G: What do all these bands you're in have in common?

PM: It's weird - all three bands are totally different. But all three have a similar MO. They're all DIY and come from the same place, the work ethic. All bands like to do it just for fun. Professional aspirations aside, it's about friends getting together to play music. Also all three bands tour at about the same level, play the same clubs, a lot of the same circle of friends.

G: What's going on with Trans Am now?

PM: It's the third or fourth day of touring in the US. We just finished a month-long tour in Europe - we had 10 days off and now we're starting up in the US. It's been going really well.

We went into this new record [Sex Change] without any sort of concept. With some records we had a concept that ran through the whole thing - this time we wrote songs, put it together, and made a record. There was no preconceived thread. We were just excited to play together because we've been spending some time in different places.
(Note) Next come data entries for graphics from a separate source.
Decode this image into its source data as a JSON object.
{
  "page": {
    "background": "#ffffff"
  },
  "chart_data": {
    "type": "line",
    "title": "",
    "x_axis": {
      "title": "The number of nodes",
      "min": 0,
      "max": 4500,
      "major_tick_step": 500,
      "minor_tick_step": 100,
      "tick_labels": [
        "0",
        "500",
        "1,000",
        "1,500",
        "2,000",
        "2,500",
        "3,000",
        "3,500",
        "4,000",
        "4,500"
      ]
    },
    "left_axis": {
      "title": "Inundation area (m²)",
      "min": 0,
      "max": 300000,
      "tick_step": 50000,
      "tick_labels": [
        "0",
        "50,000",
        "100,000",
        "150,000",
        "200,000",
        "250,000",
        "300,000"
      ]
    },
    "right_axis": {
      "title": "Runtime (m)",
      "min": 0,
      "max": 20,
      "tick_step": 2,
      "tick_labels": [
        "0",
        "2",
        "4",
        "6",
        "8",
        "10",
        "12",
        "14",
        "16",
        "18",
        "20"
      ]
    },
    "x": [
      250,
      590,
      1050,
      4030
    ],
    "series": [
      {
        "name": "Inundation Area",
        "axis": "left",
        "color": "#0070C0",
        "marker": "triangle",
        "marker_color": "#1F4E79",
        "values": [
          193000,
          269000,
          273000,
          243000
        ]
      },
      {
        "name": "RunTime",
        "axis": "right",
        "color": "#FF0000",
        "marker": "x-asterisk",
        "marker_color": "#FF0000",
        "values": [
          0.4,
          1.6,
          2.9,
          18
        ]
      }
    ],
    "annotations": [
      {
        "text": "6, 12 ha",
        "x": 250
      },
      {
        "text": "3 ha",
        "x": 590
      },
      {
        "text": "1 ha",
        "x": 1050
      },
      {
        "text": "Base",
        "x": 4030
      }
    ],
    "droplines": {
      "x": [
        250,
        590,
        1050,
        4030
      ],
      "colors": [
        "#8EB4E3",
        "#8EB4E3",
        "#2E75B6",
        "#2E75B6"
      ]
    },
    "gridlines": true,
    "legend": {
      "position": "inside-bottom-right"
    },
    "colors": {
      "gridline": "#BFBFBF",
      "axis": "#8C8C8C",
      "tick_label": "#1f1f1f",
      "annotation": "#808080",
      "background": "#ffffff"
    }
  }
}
Nathan was living in New Zealand, and Sebastian lives in London. We went down to New Zealand to record the record and did some touring down there. We recorded the second half in Oneida's studio and then mixed it at Tiny Telephone.


I think the mood of the record is pretty up and that might be the one thing that’s consistent. Liberation is obviously pretty heavy and dark. It was kind of a relief to leave it.

I would like to say something about the bands we're touring with: Zombie are from Pittsburgh - keyboards and bas and drums. The keyboard player also plays bass guitar and they're really sort of soundtracky. Good time rock 'n' roll. And Black Taj is a cross between Steve Miller and Jimi Hendrix - they're good friends of ours from North Carolina. A couple of the guys used to be in the band Polvo.

G: Any adventures in Europe?

PM: In Marseille, our tires were slashed. We were driving a British van, and there were riots between British hooligan football fans and Algerian fans. We had some equipment stolen in Ljubljana. No days off so it was kinda stressful - we went everywhere from as far north as Copenhagen and as far east as Vienna and as far south as Bologna.

The most rabid Trans Am fans are in Poland, Slovenia, Crotia - a huge group of Crotian fans… normally Zagreb and Ljubljana. A crew of guys drove up through the snow to make it to the show, and it was the nutty night. I don't know why we strike a chord there. We started touring Eastern Europe in the late '90s. They're definitely more reckless, more crazy dancing, and I think maybe it's because for such a long time they haven't had bands traveling there.